The skill lies in trying to link as many words at once without leaving yourself open to misinterpretation. In the example shown I might say as Blue : “Up 2” hoping they’ll guess “Line” and “Beat” and not go for “Belt” and horror I just realised “Wind” which I read like a breeze can also be read to rhyme with ”Find” and be another mis-step!

Codenames has been hugely successful and has many spin-offs including Duet for 2 players, many themed variants and Codenames: Pictures. I’ll leave you mystery unravellers to work out how that last one varies!

Would you have thought to put Codenames in the mystery games list?

1. Dixit

And then there’s Dixit. The mystery, in mystery games, in Dixit revolves around the uniquely illustrated, large, glossy playing cards. You have to try to fathom which card has just been described by the Storyteller whilst trying to mislead your opponents with your own cunningly selected card.

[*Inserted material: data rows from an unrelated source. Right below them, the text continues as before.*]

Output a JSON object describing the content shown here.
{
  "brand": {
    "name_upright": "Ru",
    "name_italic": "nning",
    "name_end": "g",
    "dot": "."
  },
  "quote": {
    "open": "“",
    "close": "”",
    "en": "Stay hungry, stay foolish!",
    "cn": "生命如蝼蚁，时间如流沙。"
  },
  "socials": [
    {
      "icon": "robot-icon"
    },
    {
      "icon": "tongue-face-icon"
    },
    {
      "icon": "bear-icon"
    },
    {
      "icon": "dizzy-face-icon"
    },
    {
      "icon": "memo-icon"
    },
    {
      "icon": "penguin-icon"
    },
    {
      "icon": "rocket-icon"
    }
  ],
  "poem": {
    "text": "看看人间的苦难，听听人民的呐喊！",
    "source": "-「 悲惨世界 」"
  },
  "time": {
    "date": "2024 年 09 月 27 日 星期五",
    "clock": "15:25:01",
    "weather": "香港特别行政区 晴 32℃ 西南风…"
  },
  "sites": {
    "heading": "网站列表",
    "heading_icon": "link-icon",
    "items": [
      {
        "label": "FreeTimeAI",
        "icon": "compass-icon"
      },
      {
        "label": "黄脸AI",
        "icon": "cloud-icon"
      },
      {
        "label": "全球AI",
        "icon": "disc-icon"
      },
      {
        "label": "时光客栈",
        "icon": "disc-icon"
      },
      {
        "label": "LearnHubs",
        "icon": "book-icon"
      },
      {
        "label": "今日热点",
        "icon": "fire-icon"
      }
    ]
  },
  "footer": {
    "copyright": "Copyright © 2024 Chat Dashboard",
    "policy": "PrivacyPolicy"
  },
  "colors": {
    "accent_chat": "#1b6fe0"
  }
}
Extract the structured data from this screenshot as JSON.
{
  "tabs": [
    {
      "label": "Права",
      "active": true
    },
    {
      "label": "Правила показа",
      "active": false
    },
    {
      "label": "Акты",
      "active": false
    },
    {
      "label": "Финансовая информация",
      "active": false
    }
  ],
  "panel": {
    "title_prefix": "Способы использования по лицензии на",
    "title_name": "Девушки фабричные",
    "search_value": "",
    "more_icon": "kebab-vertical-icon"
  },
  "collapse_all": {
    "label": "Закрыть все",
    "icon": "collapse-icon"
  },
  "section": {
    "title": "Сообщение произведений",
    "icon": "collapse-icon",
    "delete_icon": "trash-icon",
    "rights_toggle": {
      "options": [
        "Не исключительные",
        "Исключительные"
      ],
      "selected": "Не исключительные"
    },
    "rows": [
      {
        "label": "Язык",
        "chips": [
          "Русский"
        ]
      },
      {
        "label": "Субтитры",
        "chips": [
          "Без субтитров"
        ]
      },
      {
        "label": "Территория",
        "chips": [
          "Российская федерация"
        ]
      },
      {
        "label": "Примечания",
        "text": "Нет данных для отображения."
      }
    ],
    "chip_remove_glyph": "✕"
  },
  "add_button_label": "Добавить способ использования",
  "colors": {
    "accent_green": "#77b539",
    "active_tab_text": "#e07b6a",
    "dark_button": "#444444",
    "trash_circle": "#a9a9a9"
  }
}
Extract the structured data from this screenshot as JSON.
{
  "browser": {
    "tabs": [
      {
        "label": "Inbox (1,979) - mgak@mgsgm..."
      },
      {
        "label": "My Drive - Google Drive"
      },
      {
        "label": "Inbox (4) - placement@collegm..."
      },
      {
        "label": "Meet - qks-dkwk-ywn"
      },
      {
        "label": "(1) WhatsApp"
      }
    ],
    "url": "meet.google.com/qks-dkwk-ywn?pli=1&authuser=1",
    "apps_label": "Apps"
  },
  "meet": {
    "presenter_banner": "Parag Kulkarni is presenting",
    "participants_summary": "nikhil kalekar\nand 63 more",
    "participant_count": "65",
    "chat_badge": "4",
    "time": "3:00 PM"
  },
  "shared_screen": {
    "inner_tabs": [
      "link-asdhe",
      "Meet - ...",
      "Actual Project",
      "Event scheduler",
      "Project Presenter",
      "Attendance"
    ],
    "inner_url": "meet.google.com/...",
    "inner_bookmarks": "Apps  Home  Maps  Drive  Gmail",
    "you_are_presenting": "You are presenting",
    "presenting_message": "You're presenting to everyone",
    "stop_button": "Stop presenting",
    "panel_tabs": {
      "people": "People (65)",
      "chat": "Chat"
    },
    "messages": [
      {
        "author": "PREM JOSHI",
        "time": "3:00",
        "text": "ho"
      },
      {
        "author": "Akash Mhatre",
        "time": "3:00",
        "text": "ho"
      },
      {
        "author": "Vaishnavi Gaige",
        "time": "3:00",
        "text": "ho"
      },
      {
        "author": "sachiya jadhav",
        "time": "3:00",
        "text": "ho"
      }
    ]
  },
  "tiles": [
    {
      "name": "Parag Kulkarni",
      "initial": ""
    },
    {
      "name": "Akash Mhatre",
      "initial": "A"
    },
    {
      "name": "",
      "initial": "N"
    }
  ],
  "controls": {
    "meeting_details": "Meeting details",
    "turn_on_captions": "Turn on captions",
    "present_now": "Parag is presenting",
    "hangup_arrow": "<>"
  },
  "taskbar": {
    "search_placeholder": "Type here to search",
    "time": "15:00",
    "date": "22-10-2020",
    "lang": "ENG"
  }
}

Each round someone is the Storyteller. They secretly select one of the six cards they hold and describe it out loud. The description can be a single word, a sentence, a famous quotation or even a sound. The others then select a card from their own hands that they feel matches. The Storyteller gathers all the cards, shuffles them and lays them out. The other players then secretly select one card, not their own, that they think is the Storyteller’s.

Points are gained for picking the right card or if someone else picks your card. If everybody or no-one at all picks the Storyteller’s card the Storyteller scores zero and everyone else scores 2 points. Play continues with the next player as Storyteller until someone has 30 points. The trick, therefore, is to describe the card somewhat obliquely so that it is not completely obvious but neither totally obscure.

The issue arises if as a guesser you have no card in your hand that could remotely relate to the description. This may be alright once or twice but a run of such frustrations can terminally mar the game.

For me the mystery is why this game is so popular but it is the 2010 Spiel des Jahres winner and has sold over 3.5 million copies so it must make the list. Libellud themselves describe it as an illustrated game of creative guesswork and I prefer a bit more analytical evidence. The surreal but beautiful cards have garnered their own following and there are many expansion decks that I suspect are collected for their own sake rather than the game-playing possibilities of the original being exhausted.

So we're at the bottom of my mystery games list but at least it’s not as weirdly warped as Mysterium which would have been No.11 but that’s for another day.